Ce texte mériterait de recueillir l'unanimité compte tenu du sujet. Le harcèlement sexuel constitue en effet un véritable fléau qui touche les femmes de toutes catégories sociales, de l'étudiante à l'employée, des professions libérales aux cadres. Or, alors que ses ravages sont terribles, peu de procédures aboutissent. Il est d'autant plus grave que la question prioritaire de constitutionnalité se soit soldée par une invalidation de la loi existante, et je regrette à mon tour le choix du Conseil constitutionnel de ne pas différer l'entrée en vigueur de sa décision, comme il l'avait fait pour la réforme de la garde à vue ou pour les organismes génétiquement modifiés. Il en est résulté des répercussions douloureuses pour les victimes qui attendaient que justice leur soit rendue et qui voient l'action publique éteinte. Ce sujet mérite donc une attention particulière, et sans doute des solutions innovantes.

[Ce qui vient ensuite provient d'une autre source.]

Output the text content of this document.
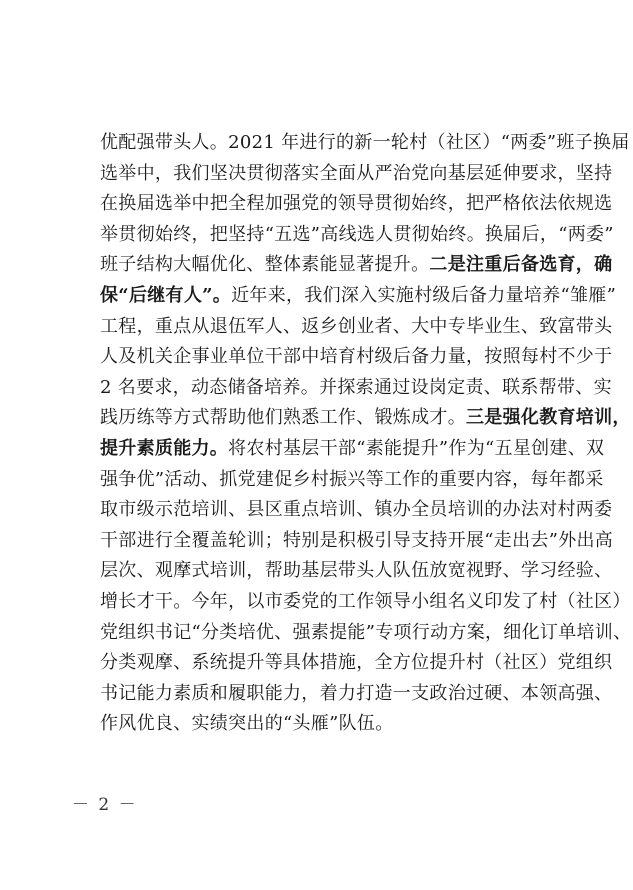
优配强带头人。2021 年进行的新一轮村（社区）“两委”班子换届
选举中，我们坚决贯彻落实全面从严治党向基层延伸要求，坚持
在换届选举中把全程加强党的领导贯彻始终，把严格依法依规选
举贯彻始终，把坚持“五选”高线选人贯彻始终。换届后，“两委”
班子结构大幅优化、整体素能显著提升。二是注重后备选育，确
保“后继有人”。近年来，我们深入实施村级后备力量培养“雏雁”
工程，重点从退伍军人、返乡创业者、大中专毕业生、致富带头
人及机关企事业单位干部中培育村级后备力量，按照每村不少于
2 名要求，动态储备培养。并探索通过设岗定责、联系帮带、实
践历练等方式帮助他们熟悉工作、锻炼成才。三是强化教育培训，
提升素质能力。将农村基层干部“素能提升”作为“五星创建、双
强争优”活动、抓党建促乡村振兴等工作的重要内容，每年都采
取市级示范培训、县区重点培训、镇办全员培训的办法对村两委
干部进行全覆盖轮训；特别是积极引导支持开展“走出去”外出高
层次、观摩式培训，帮助基层带头人队伍放宽视野、学习经验、
增长才干。今年，以市委党的工作领导小组名义印发了村（社区）
党组织书记“分类培优、强素提能”专项行动方案，细化订单培训、
分类观摩、系统提升等具体措施，全方位提升村（社区）党组织
书记能力素质和履职能力，着力打造一支政治过硬、本领高强、
作风优良、实绩突出的“头雁”队伍。
－ 2 －
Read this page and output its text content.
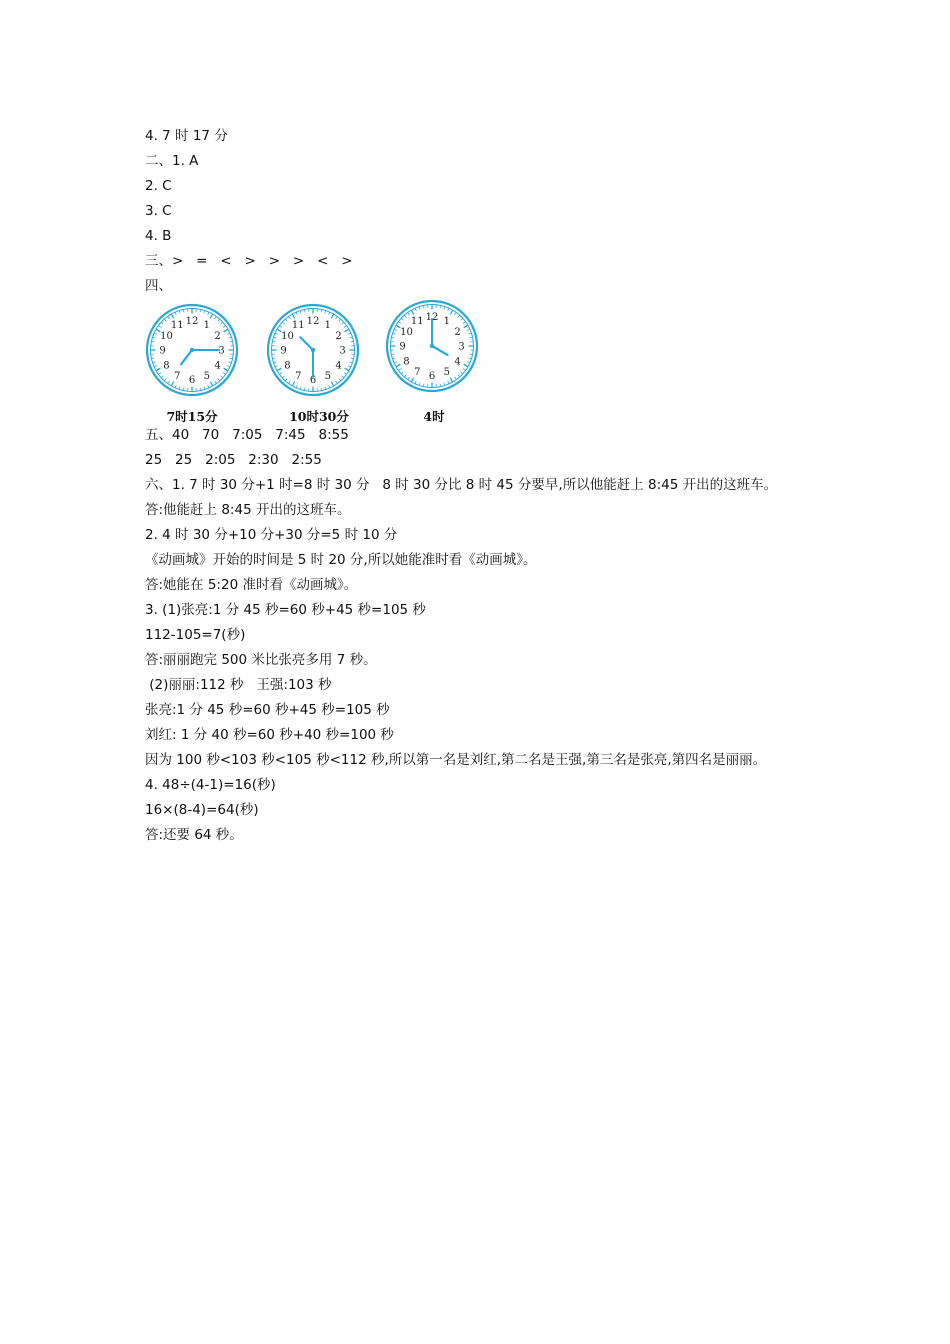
4. 7 时 17 分
二、1. A
2. C
3. C
4. B
三、>   =   <   >   >   >   <   >
四、
1
2
3
4
5
6
7
8
9
10
11 12	1
2
3
4
5
6
7
8
9
10
11 12	1
2
3
4
5
6
7
8
9
10
11 12
7时15分	10时30分	4时
五、40   70   7:05   7:45   8:55
25   25   2:05   2:30   2:55
六、1. 7 时 30 分+1 时=8 时 30 分   8 时 30 分比 8 时 45 分要早,所以他能赶上 8:45 开出的这班车。
答:他能赶上 8:45 开出的这班车。
2. 4 时 30 分+10 分+30 分=5 时 10 分
《动画城》开始的时间是 5 时 20 分,所以她能准时看《动画城》。
答:她能在 5:20 准时看《动画城》。
3. (1)张亮:1 分 45 秒=60 秒+45 秒=105 秒
112-105=7(秒)
答:丽丽跑完 500 米比张亮多用 7 秒。
(2)丽丽:112 秒   王强:103 秒
张亮:1 分 45 秒=60 秒+45 秒=105 秒
刘红: 1 分 40 秒=60 秒+40 秒=100 秒
因为 100 秒<103 秒<105 秒<112 秒,所以第一名是刘红,第二名是王强,第三名是张亮,第四名是丽丽。
4. 48÷(4-1)=16(秒)
16×(8-4)=64(秒)
答:还要 64 秒。
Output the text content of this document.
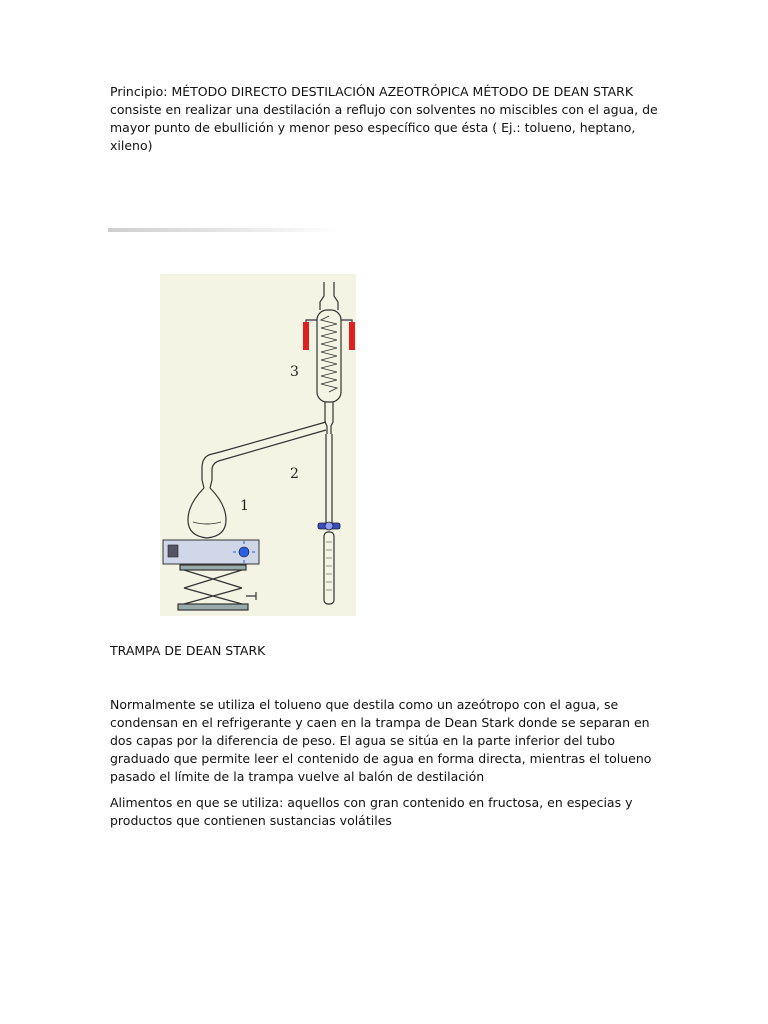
Principio: MÉTODO DIRECTO DESTILACIÓN AZEOTRÓPICA MÉTODO DE DEAN STARK consiste en realizar una destilación a reflujo con solventes no miscibles con el agua, de mayor punto de ebullición y menor peso específico que ésta ( Ej.: tolueno, heptano, xileno)

1
2
3

TRAMPA DE DEAN STARK

Normalmente se utiliza el tolueno que destila como un azeótropo con el agua, se condensan en el refrigerante y caen en la trampa de Dean Stark donde se separan en dos capas por la diferencia de peso. El agua se sitúa en la parte inferior del tubo graduado que permite leer el contenido de agua en forma directa, mientras el tolueno pasado el límite de la trampa vuelve al balón de destilación

Alimentos en que se utiliza: aquellos con gran contenido en fructosa, en especias y productos que contienen sustancias volátiles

Cependant, cette décision a permis de constater que de nombreux agissements qui auraient pu tomber sous le chef d'inculpation d'agression sexuelle étaient qualifiés de harcèlement sexuel, afin de réduire les sanctions auxquelles étaient exposés les agresseurs. Madame la garde des Sceaux, vous avez évoqué les victimes concernées par l'interruption des procédures judiciaires en cours, et plus particulièrement celles dont les faits n'ont pas pu être requalifiés comme le recommandait la circulaire du 10 mai 2012. Combien sont dans ce cas ? Combien d'entre elles se tournent vers l'action civile pour obtenir des dommages et intérêts qui pourraient leur permettre de rembourser des frais de justice se montant en général à plusieurs milliers d'euros, compte tenu d'un délai moyen d'instruction de vingt-sept mois ?
Vous avez également évoqué la confusion, dans l'échelle des peines, entre les atteintes aux biens et les atteintes aux personnes. Il ne paraît en effet pas légitime que l'agression sexuelle soit moins lourdement sanctionnée que le vol de téléphone portable, même si celui-ci est répréhensible. Mais les associations de victimes sont inquiètes parce que la nouvelle définition du harcèlement sexuel, par son étendue, peut conduire à déqualifier des faits d'agression sexuelle ou de viol en faits de harcèlement, et je souhaiterais donc que vous précisiez votre réponse sur ce point.
Parmi les circonstances aggravantes de la nouvelle infraction, vous avez fait figurer la vulnérabilité économique. Cependant, si celle-ci correspond à une caractéristique réelle des victimes – d'où les préconisations de la délégation sénatoriale aux Droits des femmes –, ce n'est pas une donnée objective comme peut l'être un état de grossesse ou une situation de handicap, et ce caractère subjectif peut amoindrir la force du dispositif pénal que nous essayons de rétablir.
Je suis également réservé sur le fait de faire figurer au rang des circonstances aggravantes le fait de s'en prendre à des mineurs de moins de quinze ans, âge de la majorité sexuelle. D'une part, on est encore mineur à seize ans et, d'autre part, toutes les situations ne peuvent être couvertes par l'abus d'autorité : le cas d'un mineur de seize ans émancipé par ses parents, victime de harcèlement sexuel dans le cadre d'une recherche de logement, en fournit un exemple.
J'appelle enfin votre attention sur les difficultés spécifiques rencontrées par les étudiants en doctorat, qui sont généralement dépourvus de moyens d'action face au harcèlement sexuel. Il est nécessaire de modifier le fonctionnement du Conseil national de l'enseignement supérieur et de la recherche (CNESER) quand il est compétent pour statuer en matière disciplinaire, afin que les plaignants y soient représentés.